Gavin, however, said Prium is not focused on predictive modeling at this point.
"We are not a software shop. We are data driven. We are as data-driven as any company but our focus has been on fixing prescription abuse, fixing claims and making sure that things don't run off the rails, and where the claims are off the rails they are brought back," Gavin said.
a question of quality
Gavin said it's the quality of the intervention that matters, and managers working for companies that have predictive modeling tools agree.
A simple checklist in the hands of a doctor who can probe a patient about their family history, their history of drug and alcohol abuse and other psycho-social factors can do a lot of good, Gavin said.
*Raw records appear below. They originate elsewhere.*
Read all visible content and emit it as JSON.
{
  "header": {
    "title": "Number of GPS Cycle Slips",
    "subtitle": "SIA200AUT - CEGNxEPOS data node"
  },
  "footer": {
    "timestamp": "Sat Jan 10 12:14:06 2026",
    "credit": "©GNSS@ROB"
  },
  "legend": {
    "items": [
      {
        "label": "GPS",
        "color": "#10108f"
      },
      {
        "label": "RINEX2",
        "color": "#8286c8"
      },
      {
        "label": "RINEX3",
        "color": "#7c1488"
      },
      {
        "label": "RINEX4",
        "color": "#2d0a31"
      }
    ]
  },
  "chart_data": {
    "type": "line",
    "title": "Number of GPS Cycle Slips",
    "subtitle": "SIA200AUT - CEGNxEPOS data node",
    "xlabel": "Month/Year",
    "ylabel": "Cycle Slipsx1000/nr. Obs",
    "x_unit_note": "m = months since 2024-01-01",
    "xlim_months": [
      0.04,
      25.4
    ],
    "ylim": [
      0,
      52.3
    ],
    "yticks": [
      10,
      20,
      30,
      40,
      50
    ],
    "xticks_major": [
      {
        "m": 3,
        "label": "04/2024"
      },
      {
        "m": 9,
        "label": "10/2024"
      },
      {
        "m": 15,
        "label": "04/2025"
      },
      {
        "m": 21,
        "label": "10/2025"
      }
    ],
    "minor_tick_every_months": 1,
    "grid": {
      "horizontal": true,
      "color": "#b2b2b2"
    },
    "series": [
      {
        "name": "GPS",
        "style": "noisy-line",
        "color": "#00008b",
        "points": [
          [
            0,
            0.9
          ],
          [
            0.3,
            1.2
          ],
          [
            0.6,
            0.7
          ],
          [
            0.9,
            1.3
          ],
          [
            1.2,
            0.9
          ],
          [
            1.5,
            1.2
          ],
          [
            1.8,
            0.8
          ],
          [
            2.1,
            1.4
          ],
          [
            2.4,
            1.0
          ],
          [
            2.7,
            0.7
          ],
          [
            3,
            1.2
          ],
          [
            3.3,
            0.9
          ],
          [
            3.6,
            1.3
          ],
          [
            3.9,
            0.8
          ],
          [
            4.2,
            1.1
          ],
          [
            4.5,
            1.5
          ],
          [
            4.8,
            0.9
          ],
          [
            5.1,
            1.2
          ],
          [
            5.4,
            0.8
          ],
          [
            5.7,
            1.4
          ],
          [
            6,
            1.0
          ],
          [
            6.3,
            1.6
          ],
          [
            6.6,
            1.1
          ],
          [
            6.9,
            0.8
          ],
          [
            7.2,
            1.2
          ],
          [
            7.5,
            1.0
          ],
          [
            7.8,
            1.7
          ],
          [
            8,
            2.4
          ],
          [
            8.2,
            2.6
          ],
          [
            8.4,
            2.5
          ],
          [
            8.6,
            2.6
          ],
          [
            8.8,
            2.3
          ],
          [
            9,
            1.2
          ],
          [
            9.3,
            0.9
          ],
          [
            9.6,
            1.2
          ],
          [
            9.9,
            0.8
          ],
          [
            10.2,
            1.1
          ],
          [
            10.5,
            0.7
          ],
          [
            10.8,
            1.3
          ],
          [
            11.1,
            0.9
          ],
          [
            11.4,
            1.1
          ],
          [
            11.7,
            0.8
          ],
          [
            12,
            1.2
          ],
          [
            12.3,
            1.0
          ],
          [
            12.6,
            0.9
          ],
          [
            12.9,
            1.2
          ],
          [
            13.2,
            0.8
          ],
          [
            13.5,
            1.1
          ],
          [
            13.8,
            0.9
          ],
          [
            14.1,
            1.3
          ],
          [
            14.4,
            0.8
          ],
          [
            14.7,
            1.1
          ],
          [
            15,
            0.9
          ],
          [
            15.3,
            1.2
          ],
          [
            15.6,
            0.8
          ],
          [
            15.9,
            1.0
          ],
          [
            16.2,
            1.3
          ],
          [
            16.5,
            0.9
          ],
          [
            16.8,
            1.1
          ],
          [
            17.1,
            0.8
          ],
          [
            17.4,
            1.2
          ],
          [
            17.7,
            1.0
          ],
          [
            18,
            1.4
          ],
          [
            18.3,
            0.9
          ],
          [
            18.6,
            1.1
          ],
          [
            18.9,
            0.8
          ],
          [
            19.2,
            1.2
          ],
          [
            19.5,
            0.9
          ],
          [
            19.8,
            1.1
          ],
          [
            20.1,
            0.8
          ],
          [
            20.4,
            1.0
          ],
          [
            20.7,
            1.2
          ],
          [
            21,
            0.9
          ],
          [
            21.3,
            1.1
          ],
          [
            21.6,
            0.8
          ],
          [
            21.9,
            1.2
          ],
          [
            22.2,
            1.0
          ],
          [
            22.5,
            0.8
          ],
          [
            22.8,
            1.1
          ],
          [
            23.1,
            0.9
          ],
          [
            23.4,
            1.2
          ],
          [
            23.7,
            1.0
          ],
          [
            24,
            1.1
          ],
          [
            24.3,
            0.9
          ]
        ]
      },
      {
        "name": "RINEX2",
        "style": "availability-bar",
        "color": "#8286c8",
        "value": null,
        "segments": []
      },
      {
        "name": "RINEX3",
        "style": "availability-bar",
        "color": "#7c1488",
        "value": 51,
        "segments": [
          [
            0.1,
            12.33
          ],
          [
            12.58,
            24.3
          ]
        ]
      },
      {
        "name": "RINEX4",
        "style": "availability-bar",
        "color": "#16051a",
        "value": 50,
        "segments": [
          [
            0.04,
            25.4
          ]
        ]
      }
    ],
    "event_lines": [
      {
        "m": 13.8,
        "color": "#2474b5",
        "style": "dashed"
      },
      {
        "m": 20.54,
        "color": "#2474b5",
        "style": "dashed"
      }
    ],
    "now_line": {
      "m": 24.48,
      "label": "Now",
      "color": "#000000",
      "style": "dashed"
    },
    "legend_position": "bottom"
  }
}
Although there is a lot of interest in predictive modeling on the part of carriers and other investors, the science as a claims management tool has a way to go, experts said.
The ideal would be to create a system that can pull in all factors, from durable medical equipment use to psychological profiles of patients to pharmacy records to physician quality rankings, to giving payers the best possible data in real time, and then tying it in real time to a transaction that could trigger an earlier intervention. But most admit that the industry isn't there yet.
"What has happened over time is that the number of statistical formulas has continued to grow," said Andy James, an assistant vice president of enterprise reporting for Healthesystems.
"I think the change that is starting to come is the ability to broaden the number of statistical methodologies available to anyone to apply to their data set," James said. Open source models are also part of the landscape.
There is widespread hope that modeling, coupled with intervention, can defeat the pain killing addiction enemy. "It is far better to try and predict risk going forward rather than identifying the effectiveness of the intervention," said Jay Krueger, chief strategy officer with Tampa-based PMSI. "If you can intervene much earlier in the claims cycle you get the benefit of reduced medical cost, which far outweigh the costs of clinical intervention."